As Eddie Fisher once put it, by the time he was 33, "I had been married to America's sweetheart and America's femme fatale, and both marriages had ended in scandal.

"I'd been one of the most popular singers in America and had given up my career for love. I had fathered two children and adopted two children and rarely saw any of them. I was addicted to methamphetamines and I couldn't sleep at night without a huge dose of Librium."

And looking back over a tumultuous life that included his years with Debbie Reynolds and Elizabeth Taylor, he wrote in his 1999 memoir, "Been There, Done That," that he had learned one important lesson: "There were no rules for me. I could get away with anything so long as that sound came out of my throat."

Fisher, who died Wednesday at 82 at his home in Berkeley from complications of hip surgery, traveled one of the rockier roads in show business, one marked by well-documented personal and professional peaks and valleys.

But there was no denying the impact of "that sound" that came out of the darkly handsome young Philadelphia native's throat during his 1950s heyday.

"He had the biggest voice I ever heard," singer Andy Williams told The Times on Friday. "I used to do numbers with him and Bobby Darin on my show. He used to blast the hell out of us. His voice was so big, round and full."

Beginning with his first hit, "Thinking of You," in 1950, Fisher became one of America's most popular recording artists, a singer whose looks and voice made bobby-soxers swoon and spurred the creation of fan club chapters around the world.

During much of the '50s, Fisher had a long string of Top 10 — and No. 1 — hits, including "Any Time," "Tell Me Why," "I'm Walking Behind You," "I Need You Now" and "Oh! My Pa-Pa."

He also headlined nightclubs, made TV guest appearances and starred in his own popular 15-minute TV music show, "Coke Time With Eddie Fisher," from 1953 to '57. That was followed by "The Eddie Fisher Show," an hour-long music-variety program that aired from 1957 to '59.

But in the end, Fisher told the Miami Herald in 1999, "it isn't the music that people remember most about me.
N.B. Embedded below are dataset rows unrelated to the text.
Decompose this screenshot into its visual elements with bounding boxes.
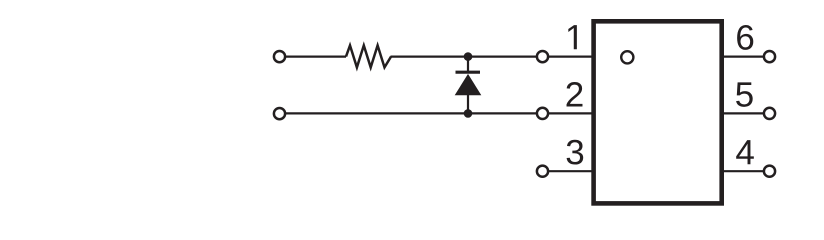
junction node bottom [464,109,473,118]
pin 2 label [567,82,583,106]
pin 1 terminal circle [537,51,548,62]
pin 1 wire [549,55,593,57]
terminal T1 (top-left input) [274,51,285,62]
pin 2 terminal circle [537,108,548,119]
pin 6 label [737,25,753,50]
pin 6 terminal circle [764,51,775,62]
diode D1 cathode bar [456,71,481,74]
junction node top [464,52,473,61]
pin 3 wire [549,170,593,172]
diode D1 cathode lead [467,57,469,71]
pin 4 terminal circle [764,166,775,177]
pin 1 indicator dot [621,51,633,63]
wire T1 to resistor [286,55,346,57]
diode D1 triangle [455,74,482,95]
resistor R1 [346,45,391,67]
pin 5 wire [722,112,763,114]
pin 1 label [568,25,577,49]
pin 6 wire [722,55,763,57]
wire resistor to pin1 terminal [391,55,537,57]
pin 2 wire [549,112,593,114]
diode D1 anode lead [467,95,469,114]
pin 5 label [736,82,753,106]
pin 3 terminal circle [537,166,548,177]
pin 4 wire [722,170,763,172]
terminal T2 (bottom-left input) [274,108,285,119]
pin 3 label [567,140,584,165]
wire T2 to pin2 terminal [286,112,536,114]
IC body U1 [594,21,722,203]
pin 5 terminal circle [764,108,775,119]
pin 4 label [736,140,754,164]
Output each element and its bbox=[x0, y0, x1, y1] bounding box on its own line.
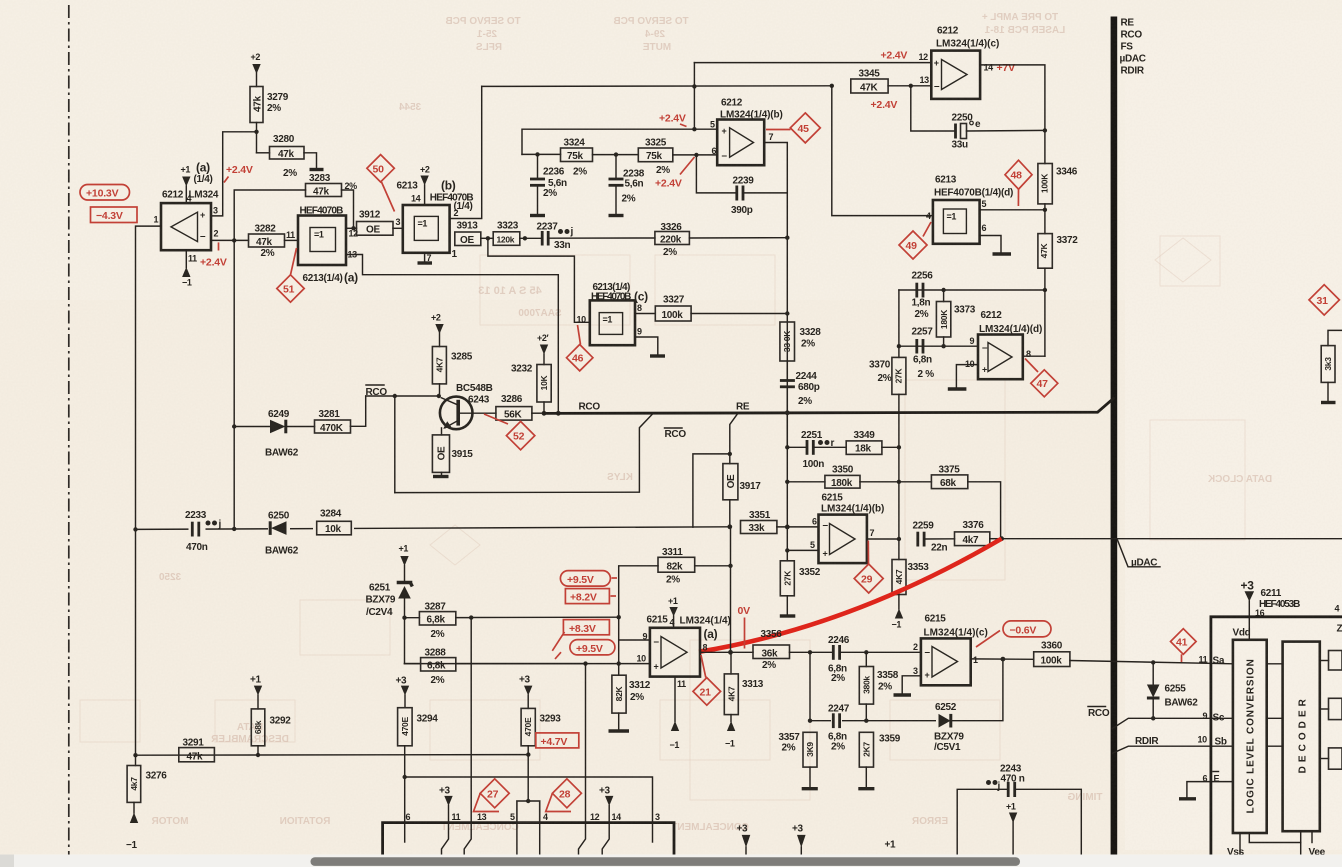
resistor 3276 4k7 bbox=[126, 755, 167, 851]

It's the women."

His 1955 marriage to Reynolds, Hollywood's girl next door, was greeted with headlines such as "America's Sweethearts Tie Knot." The marriage produced two children, Carrie and Todd.

But Fisher outraged fans when he left Reynolds for Taylor after Taylor's husband and Fisher's best friend, film producer Michael Todd, was killed in a plane crash in 1958. Fisher and Taylor were married the next year.

But then Taylor fell in love with Richard Burton during the filming of "Cleopatra," which generated another round of international headlines and caused Fisher to check into a New York City hospital with a reported nervous breakdown in 1962 after returning from Rome, where his wife was making the movie. The Fisher-Taylor divorce became final in 1964.

"This was an era when the movie magazines were going full force, and the coverage" of Fisher's romantic entanglements "saturated popular culture to the max, for years on end," recalled film reviewer Kevin Thomas, a former Times staff writer.

Fisher, Thomas said, "was the real loser in all of this. He got heaps of scorn for deserting Debbie. In the magazines, she was the sweet girl next door who had been cast aside for the legendary temptress."

Fisher's 1967 marriage to actress and singer Connie Stevens, with whom he had two daughters, Joely and Trisha Leigh, ended in divorce in 1969. He was married to Terry Richard, a former beauty queen, from 1975 to '76.

Fisher's fifth wife, Betty Lin, a Chinese-born businesswoman whom he married in 1993, died in 2001.

Although Fisher co-starred with Reynolds in the 1956 comedy "Bundle of Joy" and co-starred with Taylor in "BUtterfield 8," the 1960 drama for which Taylor won an Oscar, he never developed his own film career.

With the impact of rock 'n' roll, Fisher's record sales began to decline in the late '50s.